The US, unlike most European countries, leaves it to local actors to decide whether and how to implement prescription drug protocols. In Europe, generally, national protocols are implemented throughout the country. These protocols tend to be developed by independent experts, scientists and patients.

In Germany, opioid protocols were developed with input from many scientific societies and patient groups. In addition to the protocols, Germany and other countries rely on patient education campaigns.

In the US, every state except Missouri has a prescription drug monitoring program, electronic databases that require reporting on and tracking of opioids and other controlled substances, such as benzodiazepines and amphetamines. But, some states have far more lenient reporting requirements than others. Those states that do not have reporting mandates show no sign of reducing opioid use.

States with comprehensive mandates requiring every provider to register and use these programs have lower rates of use of these drugs. One recent study reported in Health Affairs found a nearly 9 percent decrease in opioid prescriptions, as well as 4.27 percent fewer hospital stays and 17.75 percent fewer opioid-related emergency department visits in states with comprehensive mandates.

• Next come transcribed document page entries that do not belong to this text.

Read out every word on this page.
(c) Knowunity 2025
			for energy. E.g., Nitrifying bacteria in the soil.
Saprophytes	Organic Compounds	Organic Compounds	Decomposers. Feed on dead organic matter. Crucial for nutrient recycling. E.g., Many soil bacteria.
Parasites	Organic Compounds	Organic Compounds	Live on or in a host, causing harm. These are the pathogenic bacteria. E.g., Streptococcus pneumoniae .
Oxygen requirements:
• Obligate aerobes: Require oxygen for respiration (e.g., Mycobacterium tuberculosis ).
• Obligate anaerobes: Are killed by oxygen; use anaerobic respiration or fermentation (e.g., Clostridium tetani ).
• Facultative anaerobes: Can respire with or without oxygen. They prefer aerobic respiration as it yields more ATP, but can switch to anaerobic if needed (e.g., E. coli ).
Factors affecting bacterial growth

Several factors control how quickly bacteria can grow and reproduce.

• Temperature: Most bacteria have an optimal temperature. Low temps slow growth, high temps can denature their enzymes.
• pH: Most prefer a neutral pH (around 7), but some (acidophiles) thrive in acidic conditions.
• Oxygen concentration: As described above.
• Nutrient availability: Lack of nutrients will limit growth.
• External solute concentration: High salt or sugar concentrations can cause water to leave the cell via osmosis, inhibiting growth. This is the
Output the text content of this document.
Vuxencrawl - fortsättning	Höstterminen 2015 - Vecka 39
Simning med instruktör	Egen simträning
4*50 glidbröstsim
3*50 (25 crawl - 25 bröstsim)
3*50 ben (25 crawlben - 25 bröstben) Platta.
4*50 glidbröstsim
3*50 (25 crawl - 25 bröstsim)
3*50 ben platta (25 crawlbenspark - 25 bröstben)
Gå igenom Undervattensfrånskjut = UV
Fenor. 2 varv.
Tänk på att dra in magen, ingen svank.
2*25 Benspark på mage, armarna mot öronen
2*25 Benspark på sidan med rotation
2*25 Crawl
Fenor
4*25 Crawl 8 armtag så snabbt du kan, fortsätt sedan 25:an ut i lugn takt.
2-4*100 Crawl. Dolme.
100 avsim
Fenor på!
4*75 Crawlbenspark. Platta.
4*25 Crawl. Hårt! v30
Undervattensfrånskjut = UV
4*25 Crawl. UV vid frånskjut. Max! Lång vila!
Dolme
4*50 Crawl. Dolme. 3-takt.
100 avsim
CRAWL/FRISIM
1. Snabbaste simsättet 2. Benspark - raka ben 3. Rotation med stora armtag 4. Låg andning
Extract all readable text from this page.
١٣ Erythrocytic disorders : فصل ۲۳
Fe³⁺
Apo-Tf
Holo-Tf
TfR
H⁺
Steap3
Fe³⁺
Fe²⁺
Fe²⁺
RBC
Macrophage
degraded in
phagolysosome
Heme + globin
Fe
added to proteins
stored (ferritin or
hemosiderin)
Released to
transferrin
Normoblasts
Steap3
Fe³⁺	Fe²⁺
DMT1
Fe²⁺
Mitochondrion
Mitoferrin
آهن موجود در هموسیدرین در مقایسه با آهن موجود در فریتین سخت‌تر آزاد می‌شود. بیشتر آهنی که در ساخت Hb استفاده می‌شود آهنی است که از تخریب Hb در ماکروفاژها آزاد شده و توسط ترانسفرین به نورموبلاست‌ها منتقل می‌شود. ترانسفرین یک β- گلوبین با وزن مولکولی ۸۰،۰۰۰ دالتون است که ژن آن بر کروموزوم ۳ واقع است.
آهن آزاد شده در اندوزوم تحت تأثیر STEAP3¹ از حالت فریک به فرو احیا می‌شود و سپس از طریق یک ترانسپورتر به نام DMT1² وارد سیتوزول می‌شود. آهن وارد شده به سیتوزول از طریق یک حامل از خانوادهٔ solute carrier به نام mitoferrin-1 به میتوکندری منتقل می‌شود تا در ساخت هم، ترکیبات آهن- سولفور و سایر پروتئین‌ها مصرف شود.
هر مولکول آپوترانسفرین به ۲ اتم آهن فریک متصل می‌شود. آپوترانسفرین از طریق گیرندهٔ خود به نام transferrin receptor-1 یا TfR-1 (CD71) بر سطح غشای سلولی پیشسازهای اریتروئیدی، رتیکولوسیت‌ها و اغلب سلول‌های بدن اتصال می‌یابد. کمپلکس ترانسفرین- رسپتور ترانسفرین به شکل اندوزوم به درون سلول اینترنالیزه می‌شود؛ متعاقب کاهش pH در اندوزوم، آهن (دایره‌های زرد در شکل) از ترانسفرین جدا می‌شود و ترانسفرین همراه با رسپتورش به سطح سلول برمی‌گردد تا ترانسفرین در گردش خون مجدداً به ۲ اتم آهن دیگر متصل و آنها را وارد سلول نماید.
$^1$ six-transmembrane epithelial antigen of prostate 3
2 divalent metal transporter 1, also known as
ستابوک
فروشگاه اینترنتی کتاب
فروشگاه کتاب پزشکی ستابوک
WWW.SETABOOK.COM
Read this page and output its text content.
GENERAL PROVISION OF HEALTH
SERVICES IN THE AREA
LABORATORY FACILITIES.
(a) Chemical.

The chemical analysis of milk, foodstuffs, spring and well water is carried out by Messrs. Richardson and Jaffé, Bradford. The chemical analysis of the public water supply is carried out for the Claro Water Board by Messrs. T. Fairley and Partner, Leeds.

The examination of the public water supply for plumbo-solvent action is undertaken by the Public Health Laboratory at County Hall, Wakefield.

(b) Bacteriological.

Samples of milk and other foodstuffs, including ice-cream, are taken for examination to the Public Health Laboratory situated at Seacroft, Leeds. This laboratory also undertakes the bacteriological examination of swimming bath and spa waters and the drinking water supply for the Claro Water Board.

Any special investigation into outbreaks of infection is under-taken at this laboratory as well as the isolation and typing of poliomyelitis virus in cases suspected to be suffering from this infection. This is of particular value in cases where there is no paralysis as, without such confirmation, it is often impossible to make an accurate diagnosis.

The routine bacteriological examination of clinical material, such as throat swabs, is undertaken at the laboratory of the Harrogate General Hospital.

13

Still, unlike in Germany, addiction rates are rising in the US, even in states with comprehensive mandates. Experts suggest that the reason is that Germany has a different approach to health care and treatment for substance abuse. The primary distinction it appears is that health insurers in Germany, unlike the US, do not support opioid prescriptions in many instances unless other forms of treatment do not work. And, doctors in Germany must get special permission to prescribe opioids.